The Court considered that the evidence had suggested that the owner was not concerned about the contractor’s inability to obtain homeowners warranty insurance, as it did not want to incur the premium cost in the first place. The Court stated that the owner was now ‘acting discreditably and disingenuously in seeking to resist an obligation to pay’ upon the basis of an absence of insurance cover.

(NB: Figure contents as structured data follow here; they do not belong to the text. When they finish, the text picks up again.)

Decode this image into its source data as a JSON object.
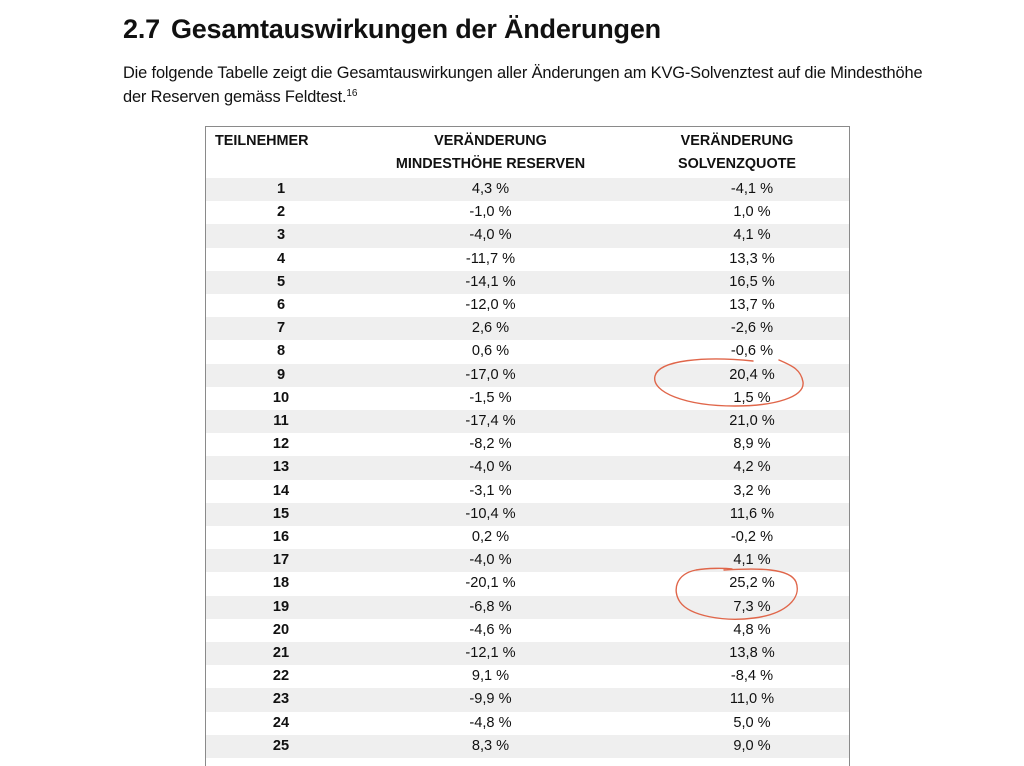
{
  "section": {
    "number": "2.7",
    "title": "Gesamtauswirkungen der Änderungen"
  },
  "intro": {
    "text": "Die folgende Tabelle zeigt die Gesamtauswirkungen aller Änderungen am KVG-Solvenztest auf die Mindesthöhe der Reserven gemäss Feldtest.",
    "footnote": "16"
  },
  "table": {
    "headers": [
      {
        "line1": "TEILNEHMER",
        "line2": ""
      },
      {
        "line1": "VERÄNDERUNG",
        "line2": "MINDESTHÖHE RESERVEN"
      },
      {
        "line1": "VERÄNDERUNG",
        "line2": "SOLVENZQUOTE"
      }
    ],
    "rows": [
      {
        "id": "1",
        "reserven": "4,3 %",
        "solvenzquote": "-4,1 %"
      },
      {
        "id": "2",
        "reserven": "-1,0 %",
        "solvenzquote": "1,0 %"
      },
      {
        "id": "3",
        "reserven": "-4,0 %",
        "solvenzquote": "4,1 %"
      },
      {
        "id": "4",
        "reserven": "-11,7 %",
        "solvenzquote": "13,3 %"
      },
      {
        "id": "5",
        "reserven": "-14,1 %",
        "solvenzquote": "16,5 %"
      },
      {
        "id": "6",
        "reserven": "-12,0 %",
        "solvenzquote": "13,7 %"
      },
      {
        "id": "7",
        "reserven": "2,6 %",
        "solvenzquote": "-2,6 %"
      },
      {
        "id": "8",
        "reserven": "0,6 %",
        "solvenzquote": "-0,6 %"
      },
      {
        "id": "9",
        "reserven": "-17,0 %",
        "solvenzquote": "20,4 %"
      },
      {
        "id": "10",
        "reserven": "-1,5 %",
        "solvenzquote": "1,5 %"
      },
      {
        "id": "11",
        "reserven": "-17,4 %",
        "solvenzquote": "21,0 %"
      },
      {
        "id": "12",
        "reserven": "-8,2 %",
        "solvenzquote": "8,9 %"
      },
      {
        "id": "13",
        "reserven": "-4,0 %",
        "solvenzquote": "4,2 %"
      },
      {
        "id": "14",
        "reserven": "-3,1 %",
        "solvenzquote": "3,2 %"
      },
      {
        "id": "15",
        "reserven": "-10,4 %",
        "solvenzquote": "11,6 %"
      },
      {
        "id": "16",
        "reserven": "0,2 %",
        "solvenzquote": "-0,2 %"
      },
      {
        "id": "17",
        "reserven": "-4,0 %",
        "solvenzquote": "4,1 %"
      },
      {
        "id": "18",
        "reserven": "-20,1 %",
        "solvenzquote": "25,2 %"
      },
      {
        "id": "19",
        "reserven": "-6,8 %",
        "solvenzquote": "7,3 %"
      },
      {
        "id": "20",
        "reserven": "-4,6 %",
        "solvenzquote": "4,8 %"
      },
      {
        "id": "21",
        "reserven": "-12,1 %",
        "solvenzquote": "13,8 %"
      },
      {
        "id": "22",
        "reserven": "9,1 %",
        "solvenzquote": "-8,4 %"
      },
      {
        "id": "23",
        "reserven": "-9,9 %",
        "solvenzquote": "11,0 %"
      },
      {
        "id": "24",
        "reserven": "-4,8 %",
        "solvenzquote": "5,0 %"
      },
      {
        "id": "25",
        "reserven": "8,3 %",
        "solvenzquote": "9,0 %"
      }
    ]
  },
  "annotations": {
    "color": "#e0664a",
    "circled_rows": [
      [
        "9",
        "10"
      ],
      [
        "18",
        "19"
      ]
    ]
  }
}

The Court also held that pursuant to s 32 of the SOP Act, the summary judgment in the District Court did not prevent the owner from disputing, in another proceeding, the contractor’s entitlement to a quantum meruit under s 94(1A) or how much that quantum should be.
Licence
Section 4 of the Home Building Act provides that a person must not contract to do residential building work without a contractor licence. Under section 10 of the Home Building Act, if a person contravenes s 4 the person is not entitled to damages or to enforce any other remedy in respect of a breach of contract, and the contract is unenforceable.
The owner contended that section 10 rendered the trade contract unenforceable and deprived the contractor of any remedy for the owner’s failure to pay the progress claim. The contractor submitted that the denial of remedies under section 10 did not extend so far as to bar recovery of a statutory debt pursuant to the SOP Act. The contractor relied on Brodyn Pty Ltd v Davenport [2004] NSWCA 394 which held that:
- the civil consequences for an unlicensed contractor for its breach of s 4 of the Home Building Act are those set out in s 10 of the Home Building Act; and
- the remedy given by the SOP Act is not in the nature of damages or any other remedy in respect of breach of contract and is instead a statutory remedy.
The Court could not distinguish the Brodyn decision and found that a statutory claim could be made in respect of the progress claim, despite the consequences set out in s 10 of the Home Building Act.